Our article makes visible how researchers, technologists, activists, and communities from the Global South not only denounce these injustices, but also actively build alternatives. From practices of reappropriation and redesign of technologies, to the development of linguistic models that prioritize underrepresented languages and AI tools developed with a feminist perspective, there is simultaneously a diverse movement that reimagines what artificial intelligence can and should be. These initiatives show that it is possible to think about an AI that is not based on scale at all costs, nor on centralized control of computational resources. An AI that does not ignore the plurality of ways of knowing, living, and building technologies—smaller, open, contextual, built from care, epistemic justice, and ecological sustainability.

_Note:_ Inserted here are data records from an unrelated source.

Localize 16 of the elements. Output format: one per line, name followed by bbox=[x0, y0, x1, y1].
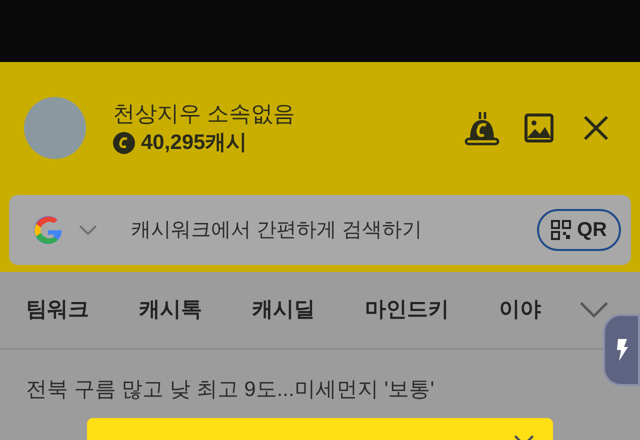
profile-name: 천상지우 소속없음 bbox=[113, 100, 296, 128]
qr-button[interactable]: QR bbox=[537, 209, 621, 251]
side-tab[interactable] bbox=[603, 314, 640, 386]
category-tab[interactable]: 마인드키 bbox=[365, 294, 449, 326]
chevron-down-icon[interactable] bbox=[580, 302, 608, 318]
search-placeholder: 캐시워크에서 간편하게 검색하기 bbox=[131, 218, 424, 243]
lightning-icon bbox=[614, 339, 628, 361]
category-tab[interactable]: 캐시톡 bbox=[139, 294, 202, 326]
category-tab[interactable]: 팀워크 bbox=[26, 294, 89, 326]
qr-code-icon bbox=[551, 220, 571, 240]
category-tab[interactable]: 캐시딜 bbox=[252, 294, 315, 326]
cash-balance: 40,295캐시 bbox=[141, 130, 248, 156]
google-logo-icon bbox=[33, 215, 63, 245]
category-tab[interactable]: 이야 bbox=[499, 294, 541, 326]
news-headline[interactable]: 전북 구름 많고 낮 최고 9도...미세먼지 '보통' bbox=[26, 378, 434, 401]
coin-icon bbox=[113, 132, 135, 154]
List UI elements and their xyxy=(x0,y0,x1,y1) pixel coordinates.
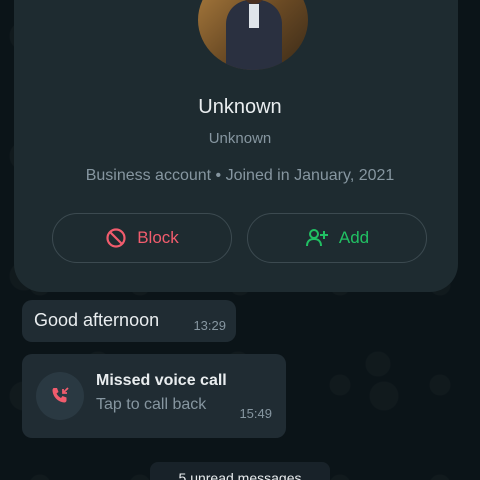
call-back-hint: Tap to call back xyxy=(96,396,207,413)
message-time: 13:29 xyxy=(193,318,226,333)
add-contact-button[interactable]: Add xyxy=(247,213,427,263)
unread-messages-banner: 5 unread messages xyxy=(150,462,330,480)
message-text: Good afternoon xyxy=(34,310,160,330)
business-account-info: Business account • Joined in January, 20… xyxy=(85,167,395,184)
contact-name: Unknown xyxy=(198,96,282,118)
missed-call-bubble[interactable]: Missed voice call Tap to call back 15:49 xyxy=(22,354,286,438)
message-bubble[interactable]: Good afternoon 13:29 xyxy=(22,300,236,342)
block-icon xyxy=(105,227,127,249)
avatar[interactable] xyxy=(198,0,308,70)
block-label: Block xyxy=(137,228,179,247)
missed-call-icon xyxy=(36,372,84,420)
call-time: 15:49 xyxy=(239,406,272,421)
block-button[interactable]: Block xyxy=(52,213,232,263)
add-label: Add xyxy=(338,228,370,247)
contact-subname: Unknown xyxy=(208,130,272,147)
avatar-person-shirt xyxy=(249,4,259,28)
missed-call-title: Missed voice call xyxy=(96,372,227,389)
add-contact-icon xyxy=(305,227,329,249)
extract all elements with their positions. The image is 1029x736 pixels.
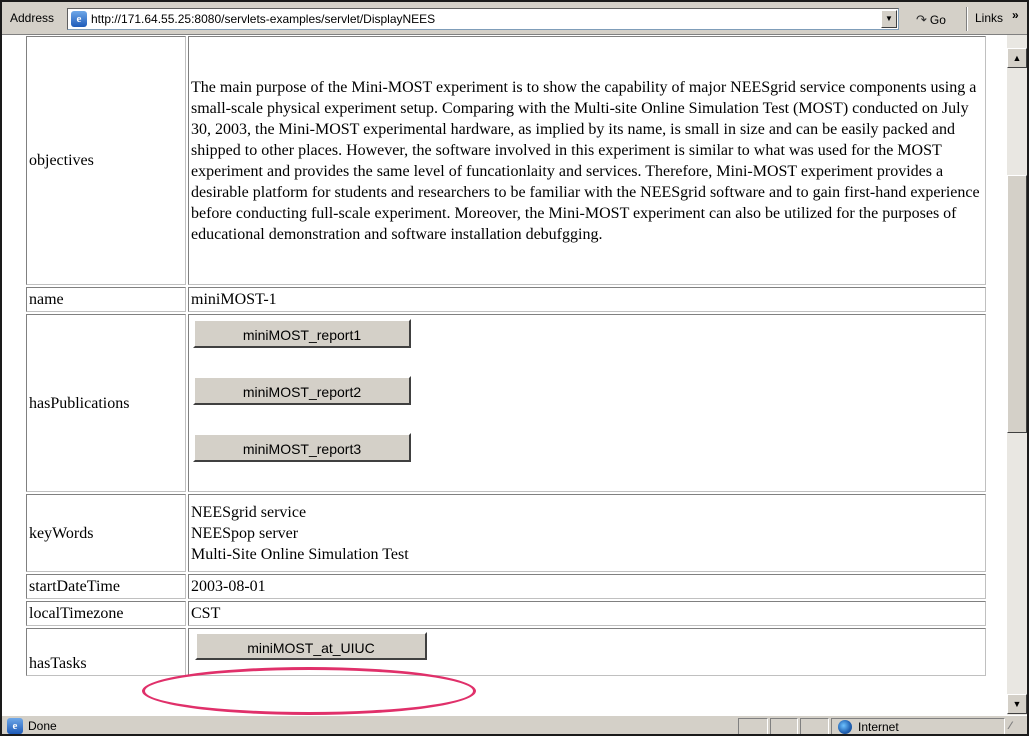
publications-cell: miniMOST_report1 miniMOST_report2 miniMO… [188, 314, 986, 492]
links-chevron-icon[interactable]: » [1012, 8, 1019, 22]
ie-page-icon: e [7, 718, 23, 734]
status-panel [800, 718, 829, 734]
objectives-value: The main purpose of the Mini-MOST experi… [188, 36, 986, 285]
table-row: hasTasks miniMOST_at_UIUC [26, 628, 986, 676]
keyword-item: NEESpop server [191, 524, 299, 542]
toolbar-separator [966, 7, 968, 31]
key-cell: hasPublications [26, 314, 186, 492]
task-button[interactable]: miniMOST_at_UIUC [195, 632, 427, 660]
record-table: objectives The main purpose of the Mini-… [24, 35, 988, 678]
address-toolbar: Address e http://171.64.55.25:8080/servl… [2, 2, 1027, 35]
key-cell: startDateTime [26, 574, 186, 599]
key-cell: keyWords [26, 494, 186, 572]
page-content: objectives The main purpose of the Mini-… [2, 35, 1027, 715]
status-panel [770, 718, 798, 734]
zone-label: Internet [858, 720, 899, 734]
scroll-down-icon[interactable]: ▼ [1007, 694, 1027, 714]
status-bar: e Done Internet ⁄⁄⁄ [2, 715, 1027, 734]
key-cell: objectives [26, 36, 186, 285]
table-row: keyWords NEESgrid service NEESpop server… [26, 494, 986, 572]
links-button[interactable]: Links [975, 11, 1003, 25]
scroll-up-icon[interactable]: ▲ [1007, 48, 1027, 68]
start-date-value: 2003-08-01 [188, 574, 986, 599]
scroll-thumb[interactable] [1007, 175, 1027, 433]
go-arrow-icon: ↷ [916, 12, 927, 27]
tasks-cell: miniMOST_at_UIUC [188, 628, 986, 676]
key-cell: name [26, 287, 186, 312]
address-url[interactable]: http://171.64.55.25:8080/servlets-exampl… [91, 12, 435, 26]
keyword-item: NEESgrid service [191, 503, 307, 521]
table-row: localTimezone CST [26, 601, 986, 626]
timezone-value: CST [188, 601, 986, 626]
address-dropdown-icon[interactable]: ▼ [881, 10, 897, 28]
status-panel [738, 718, 768, 734]
keyword-item: Multi-Site Online Simulation Test [191, 545, 409, 563]
go-label: Go [929, 13, 946, 27]
address-input[interactable]: e http://171.64.55.25:8080/servlets-exam… [67, 8, 899, 30]
key-cell: hasTasks [26, 628, 186, 676]
publication-button[interactable]: miniMOST_report2 [193, 376, 411, 405]
go-button[interactable]: ↷ Go [916, 10, 946, 30]
address-label: Address [10, 11, 55, 25]
status-text: Done [28, 719, 57, 733]
table-row: objectives The main purpose of the Mini-… [26, 36, 986, 285]
table-row: hasPublications miniMOST_report1 miniMOS… [26, 314, 986, 492]
publication-button[interactable]: miniMOST_report1 [193, 319, 411, 348]
table-row: startDateTime 2003-08-01 [26, 574, 986, 599]
name-value: miniMOST-1 [188, 287, 986, 312]
security-zone: Internet [831, 718, 1005, 734]
browser-window: Address e http://171.64.55.25:8080/servl… [0, 0, 1029, 736]
table-row: name miniMOST-1 [26, 287, 986, 312]
ie-page-icon: e [71, 11, 87, 27]
vertical-scrollbar[interactable]: ▲ ▼ [1007, 35, 1027, 715]
key-cell: localTimezone [26, 601, 186, 626]
globe-icon [838, 720, 852, 734]
publication-button[interactable]: miniMOST_report3 [193, 433, 411, 462]
keywords-cell: NEESgrid service NEESpop server Multi-Si… [188, 494, 986, 572]
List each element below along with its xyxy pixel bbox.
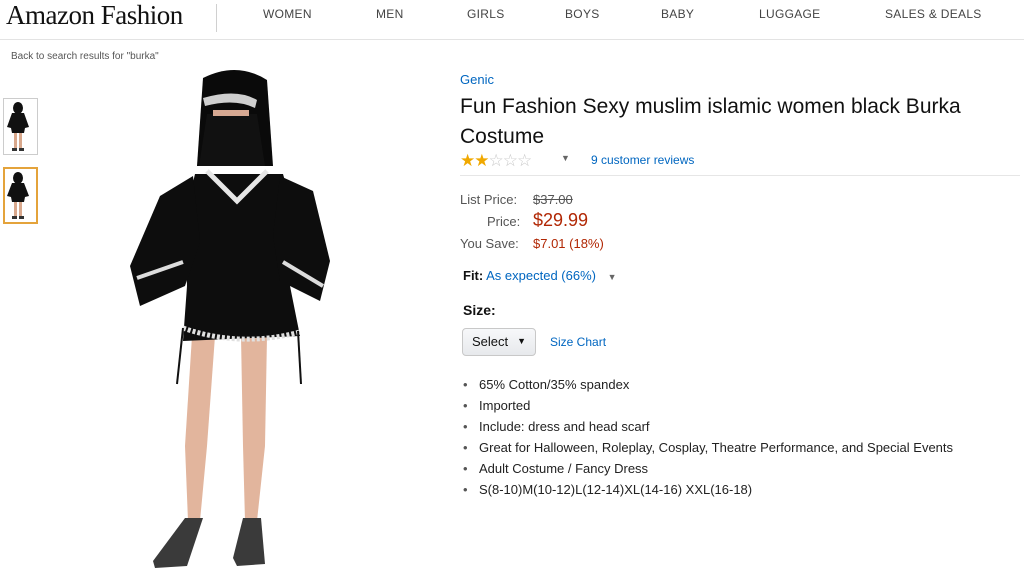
- feature-bullets: • 65% Cotton/35% spandex • Imported • Inclu…: [462, 376, 1022, 502]
- list-price-label: List Price:: [460, 192, 518, 207]
- bullet-icon: •: [463, 419, 468, 434]
- nav-baby[interactable]: BABY: [661, 7, 694, 21]
- product-title: Fun Fashion Sexy muslim islamic women bl…: [460, 95, 961, 148]
- star-empty-icon: ☆: [502, 151, 518, 170]
- brand-link[interactable]: Genic: [460, 72, 494, 87]
- size-dropdown[interactable]: Select ▼: [462, 328, 536, 356]
- fit-label: Fit:: [463, 268, 484, 283]
- bullet-icon: •: [463, 461, 468, 476]
- thumbnail-1[interactable]: [3, 98, 38, 155]
- bullet-text: Adult Costume / Fancy Dress: [479, 461, 649, 476]
- product-image[interactable]: [115, 66, 345, 576]
- size-chart-link[interactable]: Size Chart: [550, 335, 606, 349]
- price-label: Price:: [487, 214, 521, 229]
- thumbnail-figure: [7, 102, 29, 151]
- top-header: Amazon Fashion WOMEN MEN GIRLS BOYS BABY…: [0, 0, 1024, 40]
- nav-sales-deals[interactable]: SALES & DEALS: [885, 7, 982, 21]
- nav-luggage[interactable]: LUGGAGE: [759, 7, 820, 21]
- star-empty-icon: ☆: [517, 151, 532, 170]
- star-empty-icon: ☆: [488, 151, 504, 170]
- bullet-icon: •: [463, 440, 468, 455]
- bullet-text: S(8-10)M(10-12)L(12-14)XL(14-16) XXL(16-…: [479, 482, 753, 497]
- star-filled-icon: ★: [460, 151, 475, 170]
- divider: [460, 175, 1020, 176]
- fit-value-link[interactable]: As expected (66%): [486, 268, 596, 283]
- bullet-text: 65% Cotton/35% spandex: [479, 377, 630, 392]
- list-item: • 65% Cotton/35% spandex: [462, 376, 1022, 397]
- bullet-icon: •: [463, 398, 468, 413]
- size-label: Size:: [463, 302, 496, 318]
- list-item: • S(8-10)M(10-12)L(12-14)XL(14-16) XXL(16…: [462, 481, 1022, 502]
- nav-girls[interactable]: GIRLS: [467, 7, 505, 21]
- caret-down-icon[interactable]: ▼: [608, 272, 617, 282]
- size-dropdown-value: Select: [472, 334, 509, 349]
- list-item: • Imported: [462, 397, 1022, 418]
- price-value: $29.99: [533, 210, 589, 230]
- list-price: $37.00: [533, 192, 573, 207]
- thumbnail-2[interactable]: [3, 167, 38, 224]
- you-save-value: $7.01 (18%): [533, 236, 604, 251]
- bullet-icon: •: [463, 482, 468, 497]
- bullet-text: Include: dress and head scarf: [479, 419, 650, 434]
- you-save-label: You Save:: [460, 236, 519, 251]
- bullet-text: Imported: [479, 398, 531, 413]
- bullet-icon: •: [463, 377, 468, 392]
- list-item: • Great for Halloween, Roleplay, Cosplay,…: [462, 439, 1022, 460]
- bullet-text: Great for Halloween, Roleplay, Cosplay, …: [479, 440, 954, 455]
- fit-row: Fit: As expected (66%) ▼: [463, 268, 617, 283]
- thumbnail-figure: [7, 172, 29, 219]
- customer-reviews-link[interactable]: 9 customer reviews: [591, 153, 694, 167]
- site-logo[interactable]: Amazon Fashion: [6, 0, 183, 31]
- nav-men[interactable]: MEN: [376, 7, 404, 21]
- caret-down-icon[interactable]: ▼: [561, 153, 570, 163]
- star-filled-icon: ★: [474, 151, 489, 170]
- logo-divider: [216, 4, 217, 32]
- nav-women[interactable]: WOMEN: [263, 7, 312, 21]
- list-item: • Adult Costume / Fancy Dress: [462, 460, 1022, 481]
- back-to-search-link[interactable]: Back to search results for "burka": [11, 51, 159, 62]
- star-rating[interactable]: ★★☆☆☆: [460, 151, 532, 171]
- nav-boys[interactable]: BOYS: [565, 7, 600, 21]
- caret-down-icon: ▼: [517, 336, 526, 346]
- list-item: • Include: dress and head scarf: [462, 418, 1022, 439]
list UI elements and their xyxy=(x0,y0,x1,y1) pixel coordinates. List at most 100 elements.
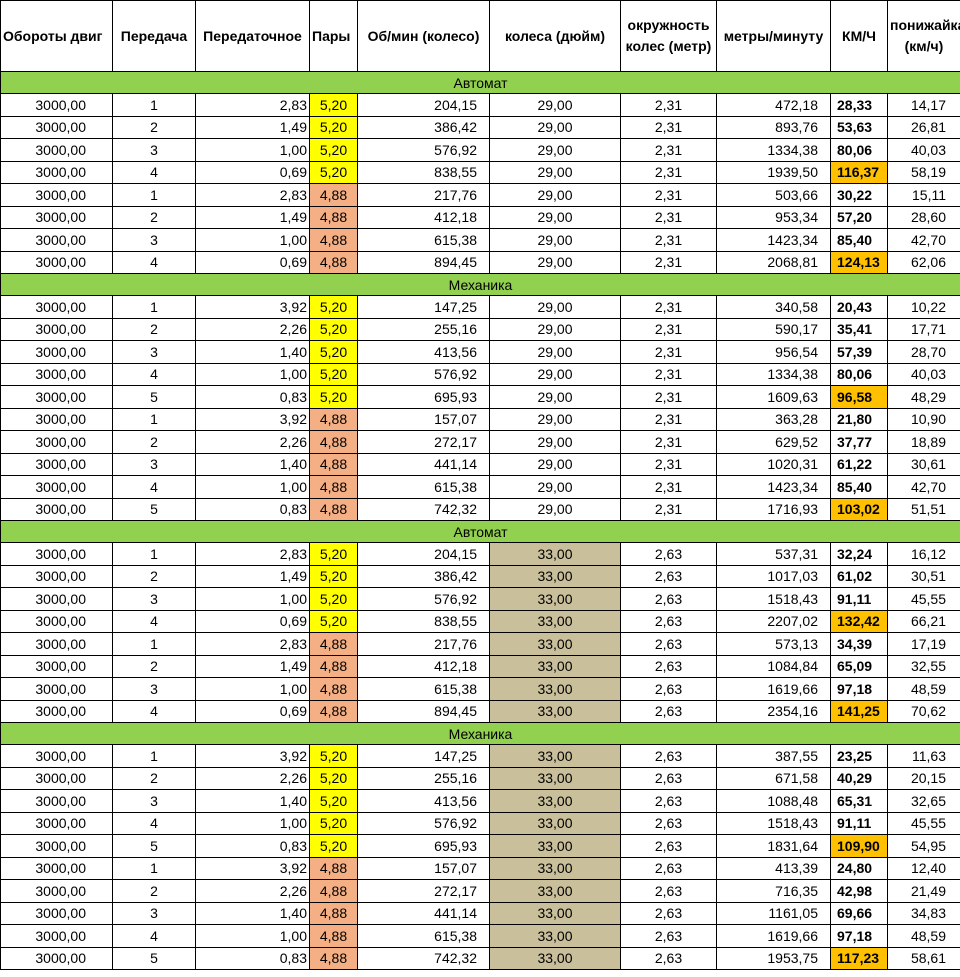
cell-wheel-size[interactable]: 33,00 xyxy=(489,542,621,566)
cell-kmh[interactable]: 42,98 xyxy=(830,879,888,903)
cell-wheel-size[interactable]: 29,00 xyxy=(489,317,621,341)
cell-meters-per-minute[interactable]: 2354,16 xyxy=(716,699,831,723)
cell-kmh[interactable]: 85,40 xyxy=(830,475,888,499)
cell-kmh[interactable]: 91,11 xyxy=(830,811,888,835)
cell-circumference[interactable]: 2,63 xyxy=(620,587,717,611)
cell-gear[interactable]: 4 xyxy=(112,475,196,499)
cell-low-range[interactable]: 40,03 xyxy=(887,138,960,162)
col-header-gear-ratio[interactable]: Передаточное xyxy=(195,0,310,72)
cell-gear[interactable]: 1 xyxy=(112,542,196,566)
cell-engine-rpm[interactable]: 3000,00 xyxy=(0,430,113,454)
cell-meters-per-minute[interactable]: 503,66 xyxy=(716,183,831,207)
cell-gear[interactable]: 1 xyxy=(112,632,196,656)
cell-engine-rpm[interactable]: 3000,00 xyxy=(0,385,113,409)
cell-circumference[interactable]: 2,63 xyxy=(620,677,717,701)
cell-kmh[interactable]: 35,41 xyxy=(830,317,888,341)
cell-final-drive[interactable]: 5,20 xyxy=(309,564,358,588)
cell-circumference[interactable]: 2,63 xyxy=(620,609,717,633)
cell-wheel-rpm[interactable]: 255,16 xyxy=(357,317,490,341)
cell-gear[interactable]: 1 xyxy=(112,407,196,431)
cell-gear-ratio[interactable]: 1,40 xyxy=(195,340,310,364)
cell-wheel-size[interactable]: 29,00 xyxy=(489,295,621,319)
cell-meters-per-minute[interactable]: 1619,66 xyxy=(716,677,831,701)
cell-final-drive[interactable]: 5,20 xyxy=(309,115,358,139)
cell-final-drive[interactable]: 5,20 xyxy=(309,385,358,409)
cell-kmh[interactable]: 97,18 xyxy=(830,924,888,948)
cell-low-range[interactable]: 40,03 xyxy=(887,362,960,386)
cell-gear[interactable]: 2 xyxy=(112,205,196,229)
cell-gear[interactable]: 2 xyxy=(112,430,196,454)
col-header-final-drive[interactable]: Пары xyxy=(309,0,358,72)
cell-low-range[interactable]: 14,17 xyxy=(887,93,960,117)
cell-low-range[interactable]: 28,60 xyxy=(887,205,960,229)
cell-gear-ratio[interactable]: 1,00 xyxy=(195,362,310,386)
cell-circumference[interactable]: 2,63 xyxy=(620,699,717,723)
cell-gear-ratio[interactable]: 0,83 xyxy=(195,946,310,970)
cell-wheel-rpm[interactable]: 386,42 xyxy=(357,115,490,139)
cell-meters-per-minute[interactable]: 893,76 xyxy=(716,115,831,139)
cell-circumference[interactable]: 2,31 xyxy=(620,93,717,117)
cell-wheel-size[interactable]: 29,00 xyxy=(489,407,621,431)
cell-circumference[interactable]: 2,31 xyxy=(620,452,717,476)
cell-wheel-rpm[interactable]: 413,56 xyxy=(357,340,490,364)
cell-engine-rpm[interactable]: 3000,00 xyxy=(0,138,113,162)
cell-wheel-size[interactable]: 33,00 xyxy=(489,879,621,903)
cell-kmh[interactable]: 65,09 xyxy=(830,654,888,678)
cell-gear-ratio[interactable]: 1,00 xyxy=(195,677,310,701)
cell-gear[interactable]: 3 xyxy=(112,587,196,611)
cell-wheel-rpm[interactable]: 615,38 xyxy=(357,677,490,701)
cell-kmh[interactable]: 28,33 xyxy=(830,93,888,117)
cell-engine-rpm[interactable]: 3000,00 xyxy=(0,160,113,184)
cell-meters-per-minute[interactable]: 671,58 xyxy=(716,766,831,790)
cell-gear[interactable]: 3 xyxy=(112,901,196,925)
cell-wheel-size[interactable]: 29,00 xyxy=(489,340,621,364)
cell-wheel-rpm[interactable]: 147,25 xyxy=(357,744,490,768)
cell-circumference[interactable]: 2,31 xyxy=(620,115,717,139)
cell-engine-rpm[interactable]: 3000,00 xyxy=(0,295,113,319)
cell-kmh[interactable]: 91,11 xyxy=(830,587,888,611)
cell-wheel-size[interactable]: 33,00 xyxy=(489,632,621,656)
cell-gear-ratio[interactable]: 1,00 xyxy=(195,228,310,252)
cell-final-drive[interactable]: 4,88 xyxy=(309,654,358,678)
col-header-wheel-size[interactable]: колеса (дюйм) xyxy=(489,0,621,72)
cell-kmh[interactable]: 80,06 xyxy=(830,138,888,162)
cell-wheel-size[interactable]: 33,00 xyxy=(489,901,621,925)
cell-gear-ratio[interactable]: 2,83 xyxy=(195,93,310,117)
cell-kmh[interactable]: 40,29 xyxy=(830,766,888,790)
cell-gear-ratio[interactable]: 1,49 xyxy=(195,564,310,588)
col-header-circumference[interactable]: окружность колес (метр) xyxy=(620,0,717,72)
cell-wheel-size[interactable]: 33,00 xyxy=(489,564,621,588)
cell-low-range[interactable]: 30,61 xyxy=(887,452,960,476)
cell-engine-rpm[interactable]: 3000,00 xyxy=(0,407,113,431)
cell-final-drive[interactable]: 4,88 xyxy=(309,924,358,948)
cell-wheel-rpm[interactable]: 157,07 xyxy=(357,407,490,431)
cell-circumference[interactable]: 2,31 xyxy=(620,385,717,409)
col-header-wheel-rpm[interactable]: Об/мин (колесо) xyxy=(357,0,490,72)
cell-kmh[interactable]: 65,31 xyxy=(830,789,888,813)
cell-gear-ratio[interactable]: 1,00 xyxy=(195,138,310,162)
cell-gear[interactable]: 5 xyxy=(112,385,196,409)
cell-meters-per-minute[interactable]: 363,28 xyxy=(716,407,831,431)
cell-wheel-rpm[interactable]: 413,56 xyxy=(357,789,490,813)
cell-low-range[interactable]: 48,29 xyxy=(887,385,960,409)
cell-meters-per-minute[interactable]: 2068,81 xyxy=(716,250,831,274)
cell-gear[interactable]: 1 xyxy=(112,856,196,880)
cell-wheel-size[interactable]: 33,00 xyxy=(489,699,621,723)
cell-gear-ratio[interactable]: 2,26 xyxy=(195,317,310,341)
cell-gear-ratio[interactable]: 0,69 xyxy=(195,609,310,633)
cell-engine-rpm[interactable]: 3000,00 xyxy=(0,811,113,835)
col-header-engine-rpm[interactable]: Обороты двиг xyxy=(0,0,113,72)
cell-gear[interactable]: 2 xyxy=(112,766,196,790)
cell-gear[interactable]: 3 xyxy=(112,340,196,364)
cell-circumference[interactable]: 2,31 xyxy=(620,407,717,431)
cell-kmh[interactable]: 117,23 xyxy=(830,946,888,970)
cell-wheel-rpm[interactable]: 386,42 xyxy=(357,564,490,588)
cell-gear-ratio[interactable]: 0,69 xyxy=(195,160,310,184)
cell-gear[interactable]: 4 xyxy=(112,160,196,184)
cell-circumference[interactable]: 2,63 xyxy=(620,856,717,880)
cell-final-drive[interactable]: 5,20 xyxy=(309,834,358,858)
cell-meters-per-minute[interactable]: 1017,03 xyxy=(716,564,831,588)
cell-engine-rpm[interactable]: 3000,00 xyxy=(0,766,113,790)
cell-wheel-rpm[interactable]: 576,92 xyxy=(357,811,490,835)
cell-wheel-rpm[interactable]: 615,38 xyxy=(357,475,490,499)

Many of these experiences invite us to explore other routes: those that place communities, their autonomy, and their contexts at the center.

This research was written in collaboration with Andrés Domínguez Hernández, researcher at the Alan Turing Institute, with whom we share the commitment to think about artificial intelligence from a critical, situated, and global perspective. We believe that the Global South is not a passive recipient of technology, but an active space of reflection, innovation, and resistance.